Sometimes Gentoo distfile server could work slow, around 200Kb/sec, making whole process much slower. You could terminate AMI builder and restart. New request will be most-likely served from another distfile server and will be fast. Another option is to change distfile server in settings to the one that you trust.

AMI image creation could be also slow, up to 10-15 minutes usually for 20GB disk.

XEN PVM is not supported but technically could be implemented and it is not too complex. Needs slightly different bootloader and kernel configuration.
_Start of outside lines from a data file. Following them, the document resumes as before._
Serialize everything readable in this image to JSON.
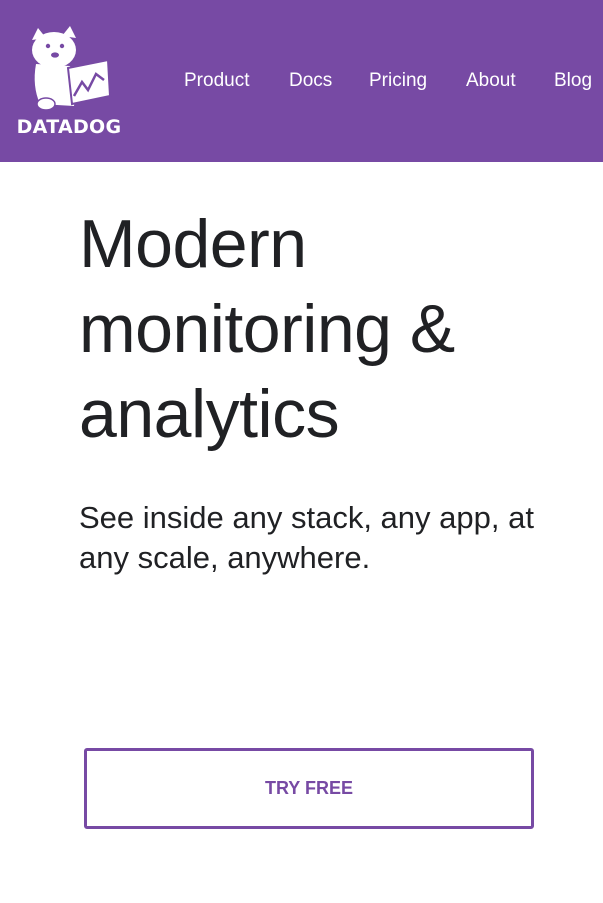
{
  "brand": {
    "name": "DATADOG",
    "icon": "datadog-dog-logo-icon",
    "header_color": "#774aa4"
  },
  "nav": {
    "items": [
      {
        "label": "Product"
      },
      {
        "label": "Docs"
      },
      {
        "label": "Pricing"
      },
      {
        "label": "About"
      },
      {
        "label": "Blog"
      }
    ]
  },
  "hero": {
    "title": "Modern monitoring & analytics",
    "subtitle": "See inside any stack, any app, at any scale, anywhere.",
    "cta_label": "TRY FREE",
    "accent_color": "#774aa4"
  }
}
x86 architecture is not supported. By the way support could be added. Not sure if somebody needs x86 in cloud these days.

Usage

Run gentoo-ami-builder --help for help.

Usually you just need to configure aws cli and run command below to get working Gentoo AMI image:

gentoo-ami-builder --key-pair "Your Key Pair Name"

Customization

Recommendation is to add extra actions needed for target image into phase 3 script.

Examples

Success p1

Success p2

Success p3

Failure

TODOs

  • fix compatibility with x86
  • fix all shellcheck issues
  • add debugging section in README
  • fix PVM support
  • test all gentoo profiles, blacklist unsupported
  • better ssh connection wait function (see below)
  • cover by unit tests
 *   Waiting until SSH will be up...
ssh: connect to host 34.200.218.187 port 22: Connection refused

Reporting bugs

Please use the GitHub issue tracker for any bugs or feature suggestions:

https://github.com/sormy/gentoo-ami-builder/issues

Contributing

Please submit patches to code or documentation as GitHub pull requests!

Contributions must be licensed under the MIT.

Copyright

gentoo-ami-builder is licensed under the MIT. A copy of this license is included in the file LICENSE.